Berwick's downfall was considered to be his praise for Britain's universal national health service at a rally in London's Wembley stadium to celebrate the NHS's 60th anniversary. "I was congratulating England, as I still feel as a country that makes healthcare a human right. In that same speech I was talking about the problems. There are many things that need to be fixed in British healthcare," said Berwick, who was knighted by the Queen for his work on improving the quality of healthcare in the UK under the Blair government.

But it gave his Republican opponents in Congress the reasons they were looking for to reject his appointment. "I would say I was a kind of symbolic target. If I hadn't said nice things abut the NHS, something else would have been picked up on. I think there was no way they would have confirmed me.

"I went to a number of the senators who opposed me and talked with them and explained my real beliefs which did not coincide with the rhetoric they were using. But they would go ahead and ignore me, and the truth was not in their interests. The minute that law passed things became polarised and the old hands in Washington said it was polarised to a degree they have never seen before. I would say polarised to an irresponsible degree. The public should expect more of their public servants." He points out that a mere 9% of the population now approves of the way Congress is doing its work.

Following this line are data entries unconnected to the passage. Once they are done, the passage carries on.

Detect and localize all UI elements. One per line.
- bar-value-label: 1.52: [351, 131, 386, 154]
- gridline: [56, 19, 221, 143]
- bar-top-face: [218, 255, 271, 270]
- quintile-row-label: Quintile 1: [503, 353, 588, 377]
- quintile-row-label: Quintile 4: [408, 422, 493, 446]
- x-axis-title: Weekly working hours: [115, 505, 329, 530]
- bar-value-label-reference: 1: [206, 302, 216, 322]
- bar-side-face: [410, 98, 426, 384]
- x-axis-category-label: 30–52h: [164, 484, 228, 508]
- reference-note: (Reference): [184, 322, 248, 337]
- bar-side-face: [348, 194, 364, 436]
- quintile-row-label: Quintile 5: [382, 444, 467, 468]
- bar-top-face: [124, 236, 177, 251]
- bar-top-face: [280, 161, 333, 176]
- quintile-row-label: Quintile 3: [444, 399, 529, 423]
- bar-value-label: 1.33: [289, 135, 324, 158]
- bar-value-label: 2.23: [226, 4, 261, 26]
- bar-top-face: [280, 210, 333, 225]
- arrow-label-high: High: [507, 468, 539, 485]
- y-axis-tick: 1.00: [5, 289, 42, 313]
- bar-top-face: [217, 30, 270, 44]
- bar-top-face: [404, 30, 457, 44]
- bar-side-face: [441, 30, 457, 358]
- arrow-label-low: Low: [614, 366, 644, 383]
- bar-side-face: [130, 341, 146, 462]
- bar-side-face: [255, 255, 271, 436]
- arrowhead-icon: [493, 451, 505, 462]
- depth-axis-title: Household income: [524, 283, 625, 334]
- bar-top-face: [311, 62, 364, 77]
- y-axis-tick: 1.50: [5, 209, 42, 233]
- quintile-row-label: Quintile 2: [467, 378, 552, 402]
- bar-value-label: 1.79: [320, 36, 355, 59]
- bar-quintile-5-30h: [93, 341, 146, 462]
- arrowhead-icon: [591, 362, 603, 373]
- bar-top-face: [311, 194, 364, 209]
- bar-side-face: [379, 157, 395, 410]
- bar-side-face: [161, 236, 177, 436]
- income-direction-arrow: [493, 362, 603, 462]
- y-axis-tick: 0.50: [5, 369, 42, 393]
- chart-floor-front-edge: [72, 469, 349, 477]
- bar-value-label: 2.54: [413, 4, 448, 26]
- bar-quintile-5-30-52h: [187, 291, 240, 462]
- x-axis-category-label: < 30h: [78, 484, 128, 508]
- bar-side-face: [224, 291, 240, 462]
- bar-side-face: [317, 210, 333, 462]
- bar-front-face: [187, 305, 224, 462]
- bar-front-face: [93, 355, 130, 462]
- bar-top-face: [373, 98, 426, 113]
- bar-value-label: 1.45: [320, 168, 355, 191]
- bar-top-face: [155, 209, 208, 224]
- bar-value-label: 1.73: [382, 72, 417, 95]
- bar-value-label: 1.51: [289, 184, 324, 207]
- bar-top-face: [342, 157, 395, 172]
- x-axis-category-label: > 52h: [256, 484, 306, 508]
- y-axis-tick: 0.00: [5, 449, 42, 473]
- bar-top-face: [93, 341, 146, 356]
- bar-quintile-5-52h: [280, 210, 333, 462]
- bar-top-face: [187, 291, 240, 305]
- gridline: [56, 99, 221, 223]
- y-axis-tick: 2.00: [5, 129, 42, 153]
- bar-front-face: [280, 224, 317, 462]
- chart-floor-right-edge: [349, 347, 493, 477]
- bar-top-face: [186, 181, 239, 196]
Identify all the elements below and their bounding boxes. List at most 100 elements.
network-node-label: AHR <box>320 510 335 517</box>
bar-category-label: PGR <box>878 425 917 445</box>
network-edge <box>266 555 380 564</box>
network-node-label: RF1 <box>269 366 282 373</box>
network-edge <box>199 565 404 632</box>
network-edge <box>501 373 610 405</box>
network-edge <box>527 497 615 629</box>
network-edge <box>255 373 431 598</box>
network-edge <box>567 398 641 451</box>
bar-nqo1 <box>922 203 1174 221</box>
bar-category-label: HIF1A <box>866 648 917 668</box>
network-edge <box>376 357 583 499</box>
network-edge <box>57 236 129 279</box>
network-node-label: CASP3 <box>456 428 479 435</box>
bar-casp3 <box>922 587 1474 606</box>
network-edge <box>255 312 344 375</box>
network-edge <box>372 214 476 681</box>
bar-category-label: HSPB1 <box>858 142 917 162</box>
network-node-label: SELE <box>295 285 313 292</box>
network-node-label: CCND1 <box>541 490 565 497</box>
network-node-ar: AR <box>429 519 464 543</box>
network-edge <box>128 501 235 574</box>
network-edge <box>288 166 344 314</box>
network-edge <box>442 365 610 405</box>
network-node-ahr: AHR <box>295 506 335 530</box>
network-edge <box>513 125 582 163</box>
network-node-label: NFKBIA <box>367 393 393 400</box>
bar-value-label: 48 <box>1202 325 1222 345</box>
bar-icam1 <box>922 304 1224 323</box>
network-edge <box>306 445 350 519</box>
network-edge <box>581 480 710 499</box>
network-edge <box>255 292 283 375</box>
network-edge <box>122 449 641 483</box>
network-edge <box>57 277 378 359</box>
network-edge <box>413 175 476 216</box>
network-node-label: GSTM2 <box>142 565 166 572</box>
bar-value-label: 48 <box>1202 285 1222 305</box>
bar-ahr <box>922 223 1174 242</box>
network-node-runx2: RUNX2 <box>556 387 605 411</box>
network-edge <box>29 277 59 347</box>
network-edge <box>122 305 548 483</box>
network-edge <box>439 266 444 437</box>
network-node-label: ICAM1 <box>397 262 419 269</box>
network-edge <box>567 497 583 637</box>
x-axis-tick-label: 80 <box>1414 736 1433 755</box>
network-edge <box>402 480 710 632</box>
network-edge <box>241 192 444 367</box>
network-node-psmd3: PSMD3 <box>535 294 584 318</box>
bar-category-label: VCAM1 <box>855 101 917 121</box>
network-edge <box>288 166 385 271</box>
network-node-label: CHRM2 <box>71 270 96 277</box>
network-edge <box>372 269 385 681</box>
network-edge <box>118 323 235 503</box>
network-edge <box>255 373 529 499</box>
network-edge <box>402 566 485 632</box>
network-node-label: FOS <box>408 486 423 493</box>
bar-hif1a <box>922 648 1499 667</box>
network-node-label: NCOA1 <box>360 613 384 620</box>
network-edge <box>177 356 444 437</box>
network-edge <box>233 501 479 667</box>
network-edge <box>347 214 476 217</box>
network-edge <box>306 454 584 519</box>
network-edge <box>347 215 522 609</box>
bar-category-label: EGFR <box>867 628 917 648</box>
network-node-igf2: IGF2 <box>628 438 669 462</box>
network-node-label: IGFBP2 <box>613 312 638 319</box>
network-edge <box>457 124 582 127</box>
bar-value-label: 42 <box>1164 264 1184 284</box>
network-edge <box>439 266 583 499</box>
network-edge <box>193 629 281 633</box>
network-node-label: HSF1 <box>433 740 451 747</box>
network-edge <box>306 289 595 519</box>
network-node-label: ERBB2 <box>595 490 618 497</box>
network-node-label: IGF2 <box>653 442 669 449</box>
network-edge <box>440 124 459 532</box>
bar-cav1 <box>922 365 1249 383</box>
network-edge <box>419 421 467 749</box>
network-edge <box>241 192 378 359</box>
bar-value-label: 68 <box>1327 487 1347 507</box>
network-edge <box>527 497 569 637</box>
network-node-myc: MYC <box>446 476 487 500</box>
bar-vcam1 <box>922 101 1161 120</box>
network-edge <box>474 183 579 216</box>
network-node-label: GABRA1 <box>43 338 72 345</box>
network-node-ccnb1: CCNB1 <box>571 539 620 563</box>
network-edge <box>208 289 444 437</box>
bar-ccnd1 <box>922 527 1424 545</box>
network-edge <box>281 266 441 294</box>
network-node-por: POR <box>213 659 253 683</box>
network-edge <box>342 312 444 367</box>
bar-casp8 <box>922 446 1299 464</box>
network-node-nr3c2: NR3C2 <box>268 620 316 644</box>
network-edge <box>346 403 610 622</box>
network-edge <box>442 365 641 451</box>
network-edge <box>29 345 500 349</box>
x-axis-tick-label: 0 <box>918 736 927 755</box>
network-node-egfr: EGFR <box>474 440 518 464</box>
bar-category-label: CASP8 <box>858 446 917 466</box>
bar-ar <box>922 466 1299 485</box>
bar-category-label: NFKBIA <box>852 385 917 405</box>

The act is set to improve and give access to healthcare for millions of people, but the Republicans "grabbed the high ground of communication", he says. "They had concerns about rationing, about government takeover of medicine, about death panels, about the socialisation of medicine, none of which were accurate and many of which were completely deceptive, whether consciously or unconsciously so."

The story did not get well told, but in the last six months, as provisions such as rebates on prescription drugs and children no longer being excluded from insurance for pre-existing conditions kick in, that has begun to change, he believes.

He warns that increasing the role of the private sector in the NHS, as the British government is now doing, is risky. "I would be cautious – very cautious," he said. "When you invite entrepreneurial private sector investors into the delivery of care, under most payment systems, they will be very interested in volume. They will be very interested in doing more things to people and you may find that you lose control of that level of discipline to the disadvantage of patients. When more things are done, more unnecessary things get done and more hazard enters the system – not just cost.

"You want hospitals that seek to be empty, doctors that seek to be idle, machines that are few. In healthcare you want to find the way to help that is the least invasive of the person's life and body. A volume-based system does not have that incentive structure."

Berwick wishes he was still running Medicare and Medicaid. "I loved the job. It was an amazing opportunity, and I loved my staff . It was a great chance to try to help and very interesting – I learned a lot. I feel that my background in quality and systems was relevant. [He previously founded and ran the Boston-based Institute for Health Improvement]. I regret that I was unable to stay."